# Tbg butterfly vs double tbg



## slinger16 (Nov 3, 2013)

Title says it all, which ones more effective and does 44 and 50 cal lead ammo work well for them?


----------



## Imperial (Feb 9, 2011)

it depends on you. which length of stretch are you comfortable and accurate with, short draw or butterfly draw ? and what is easier for you to pull, short single/double bands for regular anchor around cheek or single/double band(s) in full butterfly ? straight cut or taper ? only you will know the answer by searching for it with some experimenting on your behalf.


----------



## Northerner (Nov 9, 2010)

Good advice from Imperial. Try out double TBG and see if you can handle the draw weight for accurate shooting. I had a set of Tex Field bands (3/4" x 1/2" x 8" doubles) and with a 32" draw length they would toss a .44cal lead ball at 180 fps. The TBG should be about the same. I've never gone very heavy with the few times I tried butterfly.


----------



## Charles (Aug 26, 2010)

In general, you will get higher velocities with less draw weight with the longer draw.
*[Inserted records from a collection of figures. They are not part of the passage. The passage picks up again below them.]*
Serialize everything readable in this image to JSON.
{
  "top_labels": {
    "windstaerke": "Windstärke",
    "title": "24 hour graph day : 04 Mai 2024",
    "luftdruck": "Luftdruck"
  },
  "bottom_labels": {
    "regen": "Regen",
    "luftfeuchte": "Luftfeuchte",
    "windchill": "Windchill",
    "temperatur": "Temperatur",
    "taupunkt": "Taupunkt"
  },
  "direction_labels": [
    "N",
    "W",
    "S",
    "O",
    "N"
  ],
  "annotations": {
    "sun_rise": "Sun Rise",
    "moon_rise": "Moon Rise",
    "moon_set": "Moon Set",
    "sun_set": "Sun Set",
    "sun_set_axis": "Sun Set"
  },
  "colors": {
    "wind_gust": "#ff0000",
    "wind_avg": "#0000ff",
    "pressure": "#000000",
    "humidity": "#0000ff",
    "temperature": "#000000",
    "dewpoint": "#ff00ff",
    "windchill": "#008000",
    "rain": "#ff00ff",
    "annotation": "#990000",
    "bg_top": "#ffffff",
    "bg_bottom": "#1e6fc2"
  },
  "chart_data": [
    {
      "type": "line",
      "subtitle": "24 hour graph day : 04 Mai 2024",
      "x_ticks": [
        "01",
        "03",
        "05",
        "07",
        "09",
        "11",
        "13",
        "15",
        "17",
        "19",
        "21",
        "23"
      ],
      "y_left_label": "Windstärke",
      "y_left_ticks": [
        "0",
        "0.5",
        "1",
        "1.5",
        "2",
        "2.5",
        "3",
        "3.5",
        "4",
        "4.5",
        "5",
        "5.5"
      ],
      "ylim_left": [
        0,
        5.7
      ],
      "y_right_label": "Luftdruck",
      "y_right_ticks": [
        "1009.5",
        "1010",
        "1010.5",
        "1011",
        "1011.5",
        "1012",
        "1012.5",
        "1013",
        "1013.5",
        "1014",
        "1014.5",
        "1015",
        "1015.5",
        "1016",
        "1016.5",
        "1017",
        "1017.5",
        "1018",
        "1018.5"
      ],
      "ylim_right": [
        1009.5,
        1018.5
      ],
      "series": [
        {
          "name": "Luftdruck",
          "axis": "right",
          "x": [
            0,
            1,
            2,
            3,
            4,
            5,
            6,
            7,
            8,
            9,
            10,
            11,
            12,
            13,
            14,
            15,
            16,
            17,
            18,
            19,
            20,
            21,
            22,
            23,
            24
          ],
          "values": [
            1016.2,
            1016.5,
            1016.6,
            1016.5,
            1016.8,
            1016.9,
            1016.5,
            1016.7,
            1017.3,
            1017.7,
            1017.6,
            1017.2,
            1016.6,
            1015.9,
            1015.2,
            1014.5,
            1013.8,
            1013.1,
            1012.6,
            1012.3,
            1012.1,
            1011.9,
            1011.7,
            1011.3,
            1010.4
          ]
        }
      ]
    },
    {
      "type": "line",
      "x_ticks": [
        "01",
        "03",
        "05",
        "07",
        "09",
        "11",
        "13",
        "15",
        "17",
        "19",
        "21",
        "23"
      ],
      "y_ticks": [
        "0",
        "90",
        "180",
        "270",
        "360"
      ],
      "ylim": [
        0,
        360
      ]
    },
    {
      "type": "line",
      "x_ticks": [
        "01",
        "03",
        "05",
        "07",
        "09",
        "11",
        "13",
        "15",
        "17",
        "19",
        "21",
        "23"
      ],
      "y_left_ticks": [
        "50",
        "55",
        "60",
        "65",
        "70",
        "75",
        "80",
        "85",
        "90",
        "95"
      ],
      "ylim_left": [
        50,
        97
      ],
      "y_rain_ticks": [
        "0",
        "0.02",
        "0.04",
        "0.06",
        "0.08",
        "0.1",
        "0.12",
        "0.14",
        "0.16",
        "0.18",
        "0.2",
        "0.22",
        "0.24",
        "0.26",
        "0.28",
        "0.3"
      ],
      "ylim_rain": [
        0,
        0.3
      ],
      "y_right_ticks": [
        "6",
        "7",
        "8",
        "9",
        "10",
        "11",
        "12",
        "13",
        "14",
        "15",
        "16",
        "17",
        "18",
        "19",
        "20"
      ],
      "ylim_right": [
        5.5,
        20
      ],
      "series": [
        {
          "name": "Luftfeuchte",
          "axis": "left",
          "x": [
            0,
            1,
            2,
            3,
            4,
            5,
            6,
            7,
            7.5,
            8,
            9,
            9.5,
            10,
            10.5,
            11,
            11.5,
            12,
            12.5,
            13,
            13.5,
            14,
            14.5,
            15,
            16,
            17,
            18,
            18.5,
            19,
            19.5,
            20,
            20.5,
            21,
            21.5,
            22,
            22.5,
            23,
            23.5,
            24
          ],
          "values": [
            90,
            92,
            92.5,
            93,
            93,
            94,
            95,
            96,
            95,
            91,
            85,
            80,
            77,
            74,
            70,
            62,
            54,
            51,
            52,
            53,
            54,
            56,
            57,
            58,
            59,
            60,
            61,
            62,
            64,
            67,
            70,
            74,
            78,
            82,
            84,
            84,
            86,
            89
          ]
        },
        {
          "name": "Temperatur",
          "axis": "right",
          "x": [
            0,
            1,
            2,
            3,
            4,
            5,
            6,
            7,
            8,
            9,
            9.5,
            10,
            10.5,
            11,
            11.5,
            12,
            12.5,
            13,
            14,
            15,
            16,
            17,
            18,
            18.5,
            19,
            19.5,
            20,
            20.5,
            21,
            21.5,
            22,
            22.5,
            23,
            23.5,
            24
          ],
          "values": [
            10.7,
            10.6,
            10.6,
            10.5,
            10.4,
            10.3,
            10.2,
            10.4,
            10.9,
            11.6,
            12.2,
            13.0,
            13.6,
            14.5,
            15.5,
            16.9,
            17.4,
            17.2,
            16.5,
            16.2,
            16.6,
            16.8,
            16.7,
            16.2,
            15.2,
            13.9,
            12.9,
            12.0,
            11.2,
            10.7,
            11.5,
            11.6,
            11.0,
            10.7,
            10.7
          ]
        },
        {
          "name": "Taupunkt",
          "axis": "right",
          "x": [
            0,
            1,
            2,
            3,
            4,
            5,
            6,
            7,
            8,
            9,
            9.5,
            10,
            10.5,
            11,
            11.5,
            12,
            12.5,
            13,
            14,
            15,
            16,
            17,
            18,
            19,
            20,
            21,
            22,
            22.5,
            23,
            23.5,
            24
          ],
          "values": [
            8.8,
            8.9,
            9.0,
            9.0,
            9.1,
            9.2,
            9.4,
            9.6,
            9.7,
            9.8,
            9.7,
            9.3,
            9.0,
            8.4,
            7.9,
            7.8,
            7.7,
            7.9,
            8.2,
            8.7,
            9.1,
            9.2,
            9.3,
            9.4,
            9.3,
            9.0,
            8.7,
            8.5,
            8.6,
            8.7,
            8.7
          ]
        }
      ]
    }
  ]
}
However, for some folks accuracy is a problem with the longer draw. As others have said, you need to try both to see what suits you best.

Cheers .... Charles


----------



## slinger16 (Nov 3, 2013)

Charles said:


> In general, you will get higher velocities with less draw weight with the longer draw. However, for some folks accuracy is a problem with the longer draw. As others have said, you need to try both to see what suits you best.
> 
> Cheers .... Charles


Thanks charles


----------



## Wingshooter (Dec 24, 2009)

slinger16 said:


> Title says it all, which ones more effective and does 44 and 50 cal lead ammo work well for them?


This is exactly why i started shooting the Star-ship. I draw light bands (11 pounds) to 50 inches and shoot 1/2 steel at 200 fps all say long.


----------